You don’t have to get zapped when you hire an electrical contractor. By doing a little homework you can find a qualified person to do the work within your budget. The first thing to decide is the nature of the project. Do you need an electrician for a rewiring job or a contractor to wire a building from the ground up?

Other considerations include the size of the building. Is it a small office or is a corporate office park? Do you need a contractor for a single project in one city or do you have multiple projects in different cities and states?

To find a contractor who specializes in the type of work your specific project calls for, a good place to start is the National Electrical Contractors Association. NECA boasts a 4,300-member database, broken down by type of contractor and size of project. That list can be narrowed by going to NECA’s Web site and clicking on the icon for finding a contractor. “A small business will want to work with a local contractor, whereas a large company with [project] locations all over the country may want to deal with a contractor that handles national accounts,” said Robert Colgan, director of the association.

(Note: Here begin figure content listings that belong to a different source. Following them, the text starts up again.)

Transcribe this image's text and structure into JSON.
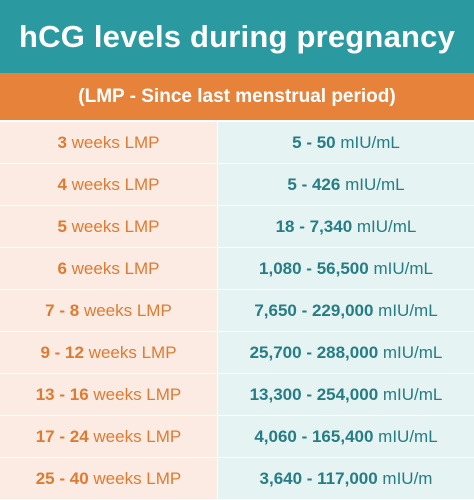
{
  "header": {
    "title": "hCG levels during pregnancy",
    "subtitle": "(LMP - Since last menstrual period)"
  },
  "colors": {
    "title_bar": "#2a9aa0",
    "subtitle_bar": "#e7823a",
    "left_cell_bg": "#fcebe2",
    "right_cell_bg": "#e6f3f3",
    "left_text": "#de7b33",
    "right_text": "#267d83"
  },
  "rows": [
    {
      "weeks": "3",
      "unit_label": "weeks LMP",
      "range": "5 - 50",
      "unit": "mIU/mL"
    },
    {
      "weeks": "4",
      "unit_label": "weeks LMP",
      "range": "5 - 426",
      "unit": "mIU/mL"
    },
    {
      "weeks": "5",
      "unit_label": "weeks LMP",
      "range": "18 - 7,340",
      "unit": "mIU/mL"
    },
    {
      "weeks": "6",
      "unit_label": "weeks LMP",
      "range": "1,080 - 56,500",
      "unit": "mIU/mL"
    },
    {
      "weeks": "7 - 8",
      "unit_label": "weeks LMP",
      "range": "7,650 - 229,000",
      "unit": "mIU/mL"
    },
    {
      "weeks": "9 - 12",
      "unit_label": "weeks LMP",
      "range": "25,700 - 288,000",
      "unit": "mIU/mL"
    },
    {
      "weeks": "13 - 16",
      "unit_label": "weeks LMP",
      "range": "13,300 - 254,000",
      "unit": "mIU/mL"
    },
    {
      "weeks": "17 - 24",
      "unit_label": "weeks LMP",
      "range": "4,060 - 165,400",
      "unit": "mIU/mL"
    },
    {
      "weeks": "25 - 40",
      "unit_label": "weeks LMP",
      "range": "3,640 - 117,000",
      "unit": "mIU/m"
    }
  ]
}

But the size of the business requiring an electrical contractor is not what dictates the size of the contracting firm.

If a large company has only one project in one locale, it may want to consider working with a local contractor that can give it a personal level of service.

Whether it’s a large job or a small job, it’s important to hire someone qualified to do the job. ,p> “I think a track record is very important, an established track record of delivering — getting a job done on time and on budget,” said Jim Spellane, spokesman for the International Brotherhood of Electrical Workers.

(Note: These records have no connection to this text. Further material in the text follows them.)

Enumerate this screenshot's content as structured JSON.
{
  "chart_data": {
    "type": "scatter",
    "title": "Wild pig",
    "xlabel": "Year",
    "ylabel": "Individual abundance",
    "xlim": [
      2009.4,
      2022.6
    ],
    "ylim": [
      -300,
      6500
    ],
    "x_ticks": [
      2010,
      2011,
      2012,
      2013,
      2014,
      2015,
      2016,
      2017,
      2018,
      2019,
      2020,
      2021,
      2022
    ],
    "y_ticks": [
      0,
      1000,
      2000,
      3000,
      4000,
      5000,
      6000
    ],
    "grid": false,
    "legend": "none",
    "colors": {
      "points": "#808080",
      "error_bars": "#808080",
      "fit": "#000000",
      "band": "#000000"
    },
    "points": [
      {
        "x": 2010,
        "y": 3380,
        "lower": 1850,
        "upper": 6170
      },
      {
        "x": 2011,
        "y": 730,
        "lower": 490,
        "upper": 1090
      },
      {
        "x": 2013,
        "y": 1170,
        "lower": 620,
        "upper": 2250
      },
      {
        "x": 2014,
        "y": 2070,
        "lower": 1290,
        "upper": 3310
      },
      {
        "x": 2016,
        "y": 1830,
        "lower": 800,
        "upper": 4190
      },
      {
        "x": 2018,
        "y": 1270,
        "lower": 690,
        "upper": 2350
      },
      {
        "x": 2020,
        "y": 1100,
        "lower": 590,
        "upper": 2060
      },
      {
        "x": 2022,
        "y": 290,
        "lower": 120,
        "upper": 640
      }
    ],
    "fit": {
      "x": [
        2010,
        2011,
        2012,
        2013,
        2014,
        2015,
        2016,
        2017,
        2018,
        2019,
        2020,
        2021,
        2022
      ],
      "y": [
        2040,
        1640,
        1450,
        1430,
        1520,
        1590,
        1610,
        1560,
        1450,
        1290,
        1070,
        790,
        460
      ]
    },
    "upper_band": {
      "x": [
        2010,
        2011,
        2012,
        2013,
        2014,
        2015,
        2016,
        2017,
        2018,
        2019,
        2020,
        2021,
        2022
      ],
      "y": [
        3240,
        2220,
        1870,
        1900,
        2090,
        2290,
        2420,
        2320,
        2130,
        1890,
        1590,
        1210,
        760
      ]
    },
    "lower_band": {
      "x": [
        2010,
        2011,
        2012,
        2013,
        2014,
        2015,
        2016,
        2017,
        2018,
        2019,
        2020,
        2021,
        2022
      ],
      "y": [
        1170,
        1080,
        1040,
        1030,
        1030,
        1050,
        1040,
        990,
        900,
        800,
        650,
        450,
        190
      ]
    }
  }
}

The IBEW Web site offers links to union shop contractors throughout the country and the Independent Electrical Contractor Association’s Web site offers lists of qualified nonunion contractors.

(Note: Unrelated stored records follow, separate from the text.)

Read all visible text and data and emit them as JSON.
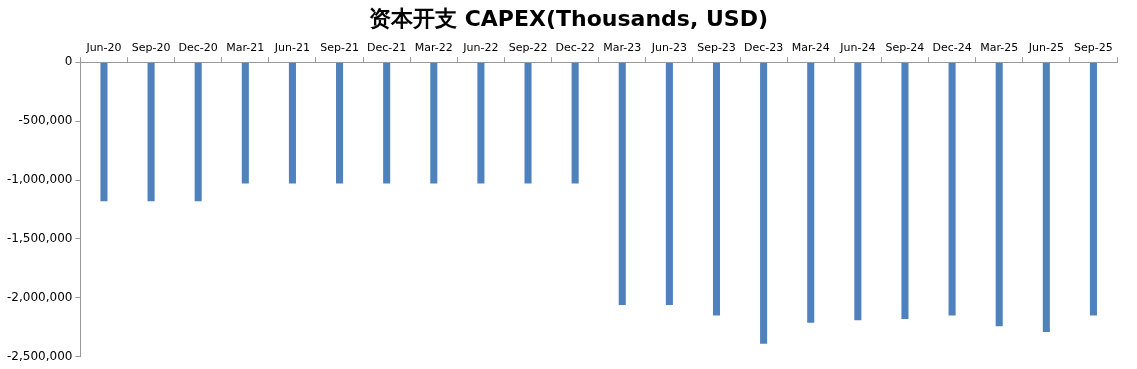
{
  "chart_data": {
    "type": "bar",
    "title": "资本开支 CAPEX(Thousands, USD)",
    "categories": [
      "Jun-20",
      "Sep-20",
      "Dec-20",
      "Mar-21",
      "Jun-21",
      "Sep-21",
      "Dec-21",
      "Mar-22",
      "Jun-22",
      "Sep-22",
      "Dec-22",
      "Mar-23",
      "Jun-23",
      "Sep-23",
      "Dec-23",
      "Mar-24",
      "Jun-24",
      "Sep-24",
      "Dec-24",
      "Mar-25",
      "Jun-25",
      "Sep-25"
    ],
    "values": [
      -1180000,
      -1180000,
      -1180000,
      -1030000,
      -1030000,
      -1030000,
      -1030000,
      -1030000,
      -1030000,
      -1030000,
      -1030000,
      -2060000,
      -2060000,
      -2150000,
      -2390000,
      -2210000,
      -2190000,
      -2180000,
      -2150000,
      -2240000,
      -2290000,
      -2150000
    ],
    "color": "#4f81bd",
    "ylim": [
      -2500000,
      0
    ],
    "yticks": [
      {
        "value": -2500000,
        "label": "-2,500,000"
      },
      {
        "value": -2000000,
        "label": "-2,000,000"
      },
      {
        "value": -1500000,
        "label": "-1,500,000"
      },
      {
        "value": -1000000,
        "label": "-1,000,000"
      },
      {
        "value": -500000,
        "label": "-500,000"
      },
      0
    ],
    "grid": false
  }
}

Whether you decide to hire a merit shop contractor or a union contractor, choose one who is experienced in the type of work your project calls for. Again, both the IBEW and the IECA can offer assistance in finding a qualified contractor in your area or one who is capable of handling jobs in more than one area.

Don’t just look at one contractor. Get multiple bids before choosing and don’t make your decision based solely on who submits the lowest bid.

“Cost is not always an indication of which contractor you should choose,” Spellane said. “Look at the one who has the most experience, the most qualified work force.”

Choosing a contractor who doesn’t have a proven track record with the type of project you need done can mean cost overruns or even having to bring in another contractor if the job isn’t done right the first time.